Since your a self proclaimed newbie, let me first start off by saying that a pork shoulder does not necessarily take 12 hours. It might, but then again it might not. It depends on many variables. Always cook to the desired internal meat tempature and not by the amount of time you assume it's going to take.
The meat will continue to take on smoke flavor throughout the cooking process no matter when add the wood. Unless you plan on foiling when the meat hits a certain tempature. Then obviously the meat is wrapped in foil and is just braising in it's own juices + whatever other liquid you may have added. But you do not have to foil. Many do since it creates a moist environment and the meat just becomes fall apart tender.

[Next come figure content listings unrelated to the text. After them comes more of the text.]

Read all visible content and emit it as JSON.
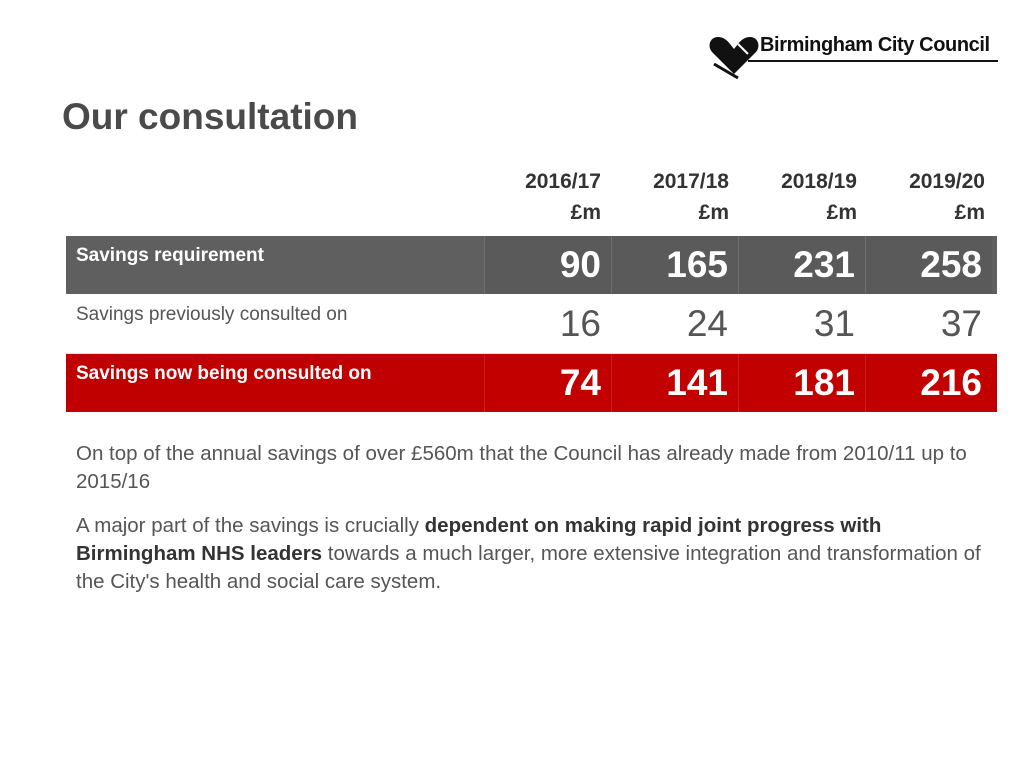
{
  "logo": {
    "name": "Birmingham City Council"
  },
  "slide": {
    "title": "Our consultation"
  },
  "table": {
    "columns": [
      {
        "year": "2016/17",
        "unit": "£m"
      },
      {
        "year": "2017/18",
        "unit": "£m"
      },
      {
        "year": "2018/19",
        "unit": "£m"
      },
      {
        "year": "2019/20",
        "unit": "£m"
      }
    ],
    "rows": [
      {
        "label": "Savings requirement",
        "values": [
          "90",
          "165",
          "231",
          "258"
        ],
        "color": "#5f5f5f"
      },
      {
        "label": "Savings previously consulted on",
        "values": [
          "16",
          "24",
          "31",
          "37"
        ],
        "color": "#ffffff"
      },
      {
        "label": "Savings now being consulted on",
        "values": [
          "74",
          "141",
          "181",
          "216"
        ],
        "color": "#c00000"
      }
    ]
  },
  "body": {
    "paragraph1": "On top of the annual savings of over £560m that the Council has already made from 2010/11 up to 2015/16",
    "paragraph2_part1": "A major part of the savings is crucially ",
    "paragraph2_bold": "dependent on making rapid joint progress with Birmingham NHS leaders",
    "paragraph2_part2": " towards a much larger, more extensive integration and transformation of the City's health and social care system."
  },
  "colors": {
    "title": "#4a4a4a",
    "accent_red": "#c00000",
    "header_grey": "#5f5f5f"
  },
  "icons": {
    "logo_mark": "heart-emblem-icon"
  }
}
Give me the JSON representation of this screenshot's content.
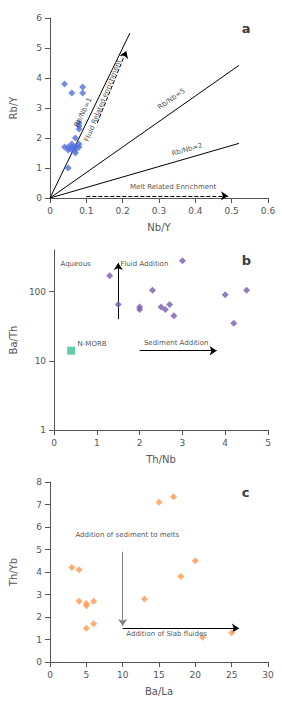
{
  "chart_data": [
    {
      "type": "scatter",
      "title": "a",
      "xlabel": "Nb/Y",
      "ylabel": "Rb/Y",
      "x": [
        0.04,
        0.05,
        0.05,
        0.06,
        0.06,
        0.06,
        0.07,
        0.07,
        0.07,
        0.07,
        0.08,
        0.08,
        0.08,
        0.08,
        0.09,
        0.09,
        0.05,
        0.04,
        0.06,
        0.07,
        0.08
      ],
      "values": [
        1.7,
        1.7,
        1.6,
        1.7,
        1.8,
        1.6,
        1.7,
        1.6,
        1.5,
        2.0,
        2.3,
        2.4,
        2.5,
        1.8,
        3.5,
        3.7,
        1.0,
        3.8,
        3.5,
        1.7,
        1.7
      ],
      "marker": "diamond",
      "xlim": [
        0,
        0.6
      ],
      "ylim": [
        0,
        6
      ],
      "xticks": [
        0,
        0.1,
        0.2,
        0.3,
        0.4,
        0.5,
        0.6
      ],
      "yticks": [
        0,
        1,
        2,
        3,
        4,
        5,
        6
      ],
      "grid": false,
      "lines": [
        {
          "label": "Rb/Nb=1",
          "x": [
            0,
            0.22
          ],
          "y": [
            0,
            5.5
          ],
          "label_at": [
            0.1,
            2.8
          ],
          "color": "black"
        },
        {
          "label": "Rb/Nb=5",
          "x": [
            0,
            0.52
          ],
          "y": [
            0,
            4.42
          ],
          "label_at": [
            0.34,
            3.2
          ],
          "color": "black"
        },
        {
          "label": "Rb/Nb=2",
          "x": [
            0,
            0.52
          ],
          "y": [
            0,
            1.82
          ],
          "label_at": [
            0.38,
            1.5
          ],
          "color": "black"
        }
      ],
      "arrows": [
        {
          "x": [
            0.13,
            0.21
          ],
          "y": [
            2.5,
            4.9
          ],
          "line_style": "dashed",
          "color": "black",
          "label": "Fluid Related enrichment",
          "label_at": [
            0.155,
            3.2
          ]
        },
        {
          "x": [
            0.1,
            0.49
          ],
          "y": [
            0.07,
            0.07
          ],
          "line_style": "dashed",
          "color": "black"
        }
      ],
      "annotations": [
        {
          "text": "Melt Related Enrichment",
          "x": 0.22,
          "y": 0.25
        }
      ]
    },
    {
      "type": "scatter",
      "title": "b",
      "xlabel": "Th/Nb",
      "ylabel": "Ba/Th",
      "x": [
        1.3,
        1.5,
        2.0,
        2.0,
        2.3,
        2.5,
        2.6,
        2.7,
        2.8,
        3.0,
        4.0,
        4.2,
        4.5
      ],
      "values": [
        170,
        65,
        60,
        55,
        105,
        60,
        55,
        65,
        45,
        280,
        90,
        35,
        105
      ],
      "marker": "diamond",
      "log": "y",
      "xlim": [
        0,
        5
      ],
      "ylim": [
        1,
        400
      ],
      "xticks": [
        0,
        1,
        2,
        3,
        4,
        5
      ],
      "yticks": [
        1,
        10,
        100
      ],
      "grid": false,
      "reference_points": [
        {
          "x": 0.4,
          "y": 14,
          "marker": "square"
        }
      ],
      "arrows": [
        {
          "x": [
            1.5,
            1.5
          ],
          "y": [
            40,
            260
          ],
          "line_style": "solid",
          "color": "black"
        },
        {
          "x": [
            2.0,
            3.8
          ],
          "y": [
            14,
            14
          ],
          "line_style": "solid",
          "color": "black"
        }
      ],
      "annotations": [
        {
          "text": "Aqueous",
          "x": 0.15,
          "y": 220
        },
        {
          "text": "Fluid Addition",
          "x": 1.55,
          "y": 220
        },
        {
          "text": "N-MORB",
          "x": 0.55,
          "y": 15.4
        },
        {
          "text": "Sediment Addition",
          "x": 2.1,
          "y": 16
        }
      ]
    },
    {
      "type": "scatter",
      "title": "c",
      "xlabel": "Ba/La",
      "ylabel": "Th/Yb",
      "x": [
        3,
        4,
        4,
        5,
        5,
        5,
        6,
        6,
        13,
        15,
        17,
        18,
        20,
        21,
        25
      ],
      "values": [
        4.2,
        4.1,
        2.7,
        2.6,
        2.5,
        1.5,
        1.7,
        2.7,
        2.8,
        7.1,
        7.35,
        3.8,
        4.5,
        1.1,
        1.3
      ],
      "marker": "diamond",
      "xlim": [
        0,
        30
      ],
      "ylim": [
        0,
        8
      ],
      "xticks": [
        0,
        5,
        10,
        15,
        20,
        25,
        30
      ],
      "yticks": [
        0,
        1,
        2,
        3,
        4,
        5,
        6,
        7,
        8
      ],
      "grid": false,
      "arrows": [
        {
          "x": [
            10,
            10
          ],
          "y": [
            4.9,
            1.6
          ],
          "line_style": "solid",
          "color": "gray"
        },
        {
          "x": [
            10,
            26
          ],
          "y": [
            1.5,
            1.5
          ],
          "line_style": "solid",
          "color": "black"
        }
      ],
      "annotations": [
        {
          "text": "Addition of sediment to melts",
          "x": 3.5,
          "y": 5.5
        },
        {
          "text": "Addition of Slab fluides",
          "x": 10.5,
          "y": 1.1
        }
      ]
    }
  ]
}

If you have not been through the 5-day ecourse, I recommend doing that.
Also,
here is a link to Jeff's on-line recipie for doing a shoulder.
I would recommend that you start with smoke right from the get-go. Then you can go nap for a few hours (if you're convinced the smoker will be safe and hold temps without supervision) and come back and probe the meat with a quality, calibrated thermometer. When the meat hits 165*F internal temp, wrap in some heavy duty alluminum foil. Add in some apple juice, beer, water, some sort of liquid to help the braising. Then you can go back and nap for a couple more hours. When the meat hits 200-205* pull it from the smoker, and let it rest in a dry cooler wrapped in towels for and hour or two. It'll stay piping hot this way and the meat will continue to break down. Then just open 'er up and start pulling.